As heavy as it seemed to be, I expected it to be solid iron, but it was wood — some kind of old, dark-reddish wood with brass corners and wide brass bands and a big, complicated-looking iron lock. It was old, you could see that right away; so old that it made me think about stagecoaches and those western flicks where the bad guys make the driver throw down the Wells Fargo box.

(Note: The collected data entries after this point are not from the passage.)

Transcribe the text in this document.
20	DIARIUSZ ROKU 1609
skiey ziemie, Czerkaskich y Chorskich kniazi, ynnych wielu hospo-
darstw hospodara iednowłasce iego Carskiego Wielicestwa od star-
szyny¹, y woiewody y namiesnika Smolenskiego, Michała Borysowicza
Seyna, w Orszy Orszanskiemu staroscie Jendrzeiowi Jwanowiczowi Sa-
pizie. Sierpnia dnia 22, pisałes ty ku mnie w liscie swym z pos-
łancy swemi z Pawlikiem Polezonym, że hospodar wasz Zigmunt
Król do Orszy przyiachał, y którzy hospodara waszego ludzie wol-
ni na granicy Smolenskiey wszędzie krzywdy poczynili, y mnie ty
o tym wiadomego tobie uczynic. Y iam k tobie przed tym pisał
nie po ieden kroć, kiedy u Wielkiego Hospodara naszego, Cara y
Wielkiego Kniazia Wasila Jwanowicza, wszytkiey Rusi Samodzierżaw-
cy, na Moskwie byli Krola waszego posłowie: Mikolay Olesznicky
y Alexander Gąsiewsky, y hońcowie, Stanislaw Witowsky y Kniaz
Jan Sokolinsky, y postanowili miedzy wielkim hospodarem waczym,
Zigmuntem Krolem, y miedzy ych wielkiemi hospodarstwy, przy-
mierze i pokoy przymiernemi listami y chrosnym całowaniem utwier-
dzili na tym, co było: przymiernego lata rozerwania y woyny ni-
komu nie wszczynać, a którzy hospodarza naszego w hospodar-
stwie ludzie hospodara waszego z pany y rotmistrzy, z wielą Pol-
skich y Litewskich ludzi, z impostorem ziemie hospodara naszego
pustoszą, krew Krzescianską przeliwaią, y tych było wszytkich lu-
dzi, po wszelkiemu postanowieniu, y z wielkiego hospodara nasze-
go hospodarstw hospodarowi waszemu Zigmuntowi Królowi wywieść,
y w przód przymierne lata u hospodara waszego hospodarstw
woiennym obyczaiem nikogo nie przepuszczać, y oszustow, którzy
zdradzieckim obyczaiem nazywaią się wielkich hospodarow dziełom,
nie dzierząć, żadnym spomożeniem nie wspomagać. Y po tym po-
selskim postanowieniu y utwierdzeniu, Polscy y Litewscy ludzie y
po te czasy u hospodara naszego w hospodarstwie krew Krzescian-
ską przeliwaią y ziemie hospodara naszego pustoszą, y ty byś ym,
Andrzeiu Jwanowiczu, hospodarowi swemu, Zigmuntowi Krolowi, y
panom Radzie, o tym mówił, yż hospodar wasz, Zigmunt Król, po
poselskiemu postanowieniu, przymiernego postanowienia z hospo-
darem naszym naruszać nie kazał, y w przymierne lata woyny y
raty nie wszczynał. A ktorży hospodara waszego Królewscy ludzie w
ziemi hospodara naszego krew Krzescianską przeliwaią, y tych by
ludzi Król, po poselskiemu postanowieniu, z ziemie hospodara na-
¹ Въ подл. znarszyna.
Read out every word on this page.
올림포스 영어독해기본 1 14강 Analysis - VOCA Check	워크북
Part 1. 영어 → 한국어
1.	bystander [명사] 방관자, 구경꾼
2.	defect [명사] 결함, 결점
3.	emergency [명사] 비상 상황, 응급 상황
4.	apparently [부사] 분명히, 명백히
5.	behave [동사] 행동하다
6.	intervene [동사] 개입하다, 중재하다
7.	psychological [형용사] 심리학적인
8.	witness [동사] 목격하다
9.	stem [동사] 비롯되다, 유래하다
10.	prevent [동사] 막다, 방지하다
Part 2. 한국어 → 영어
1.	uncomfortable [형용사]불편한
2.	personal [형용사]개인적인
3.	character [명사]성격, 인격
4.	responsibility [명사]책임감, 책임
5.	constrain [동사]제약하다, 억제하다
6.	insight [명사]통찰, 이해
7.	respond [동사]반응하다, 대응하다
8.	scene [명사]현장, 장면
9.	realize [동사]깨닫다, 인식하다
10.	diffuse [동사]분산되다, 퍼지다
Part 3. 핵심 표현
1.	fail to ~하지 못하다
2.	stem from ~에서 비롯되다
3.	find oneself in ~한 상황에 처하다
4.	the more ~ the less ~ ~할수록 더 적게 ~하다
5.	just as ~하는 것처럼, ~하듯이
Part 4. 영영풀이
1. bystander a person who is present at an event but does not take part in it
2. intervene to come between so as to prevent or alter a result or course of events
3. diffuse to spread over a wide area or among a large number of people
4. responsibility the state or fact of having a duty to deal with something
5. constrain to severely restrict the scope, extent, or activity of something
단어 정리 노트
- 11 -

And on the lid, in that big fat curly gold-leaf lettering they used back then (you could still read it, although the gold was tarnished and a lot had been chipped away) it said PANDORA.CHAPTER 2
How I Met Aladdin Blue
IT was about two weeks after the Pandora box came that we heard about Uncle Herbert. Those places are very discreet, it seems, because I saw their letter, and to look at it you wouldn't have thought it came from a hospital or anything like one. I'd have said a classy resort hotel like the Greenbrier, maybe, except that the stationery was too subdued even for them. The paper was about the size of a page in a library book, good paper, not that ostentatious stuff that tries to look like vellum (I've never seen real vellum — has anybody?), and the lettering on it was pale blue and no bigger than the fine print on those forms that tell you everything the company won't do for you. There was a little pale blue pergola with chairs under it, and that was all. Very cool. It was called Garden Meadow; I had heard my father and Elaine talking about it. The way I got to see the letter was by sneaking into my father's study. He had taken his mail and gone in there, and about five minutes later he came out looking funny, so I thought, oh boy, something's up.
The fact is I'd done that sort of thing before, and I knew the letter would be in his wastebasket or on his desk, because his secretary, Joan Robush, came out once a week to take care of the filing for him. You can call it being nosy if you want to, or you can call it caring about your family and what happens to them. Or you can call it being a detective. Those things all depend on how you look at them.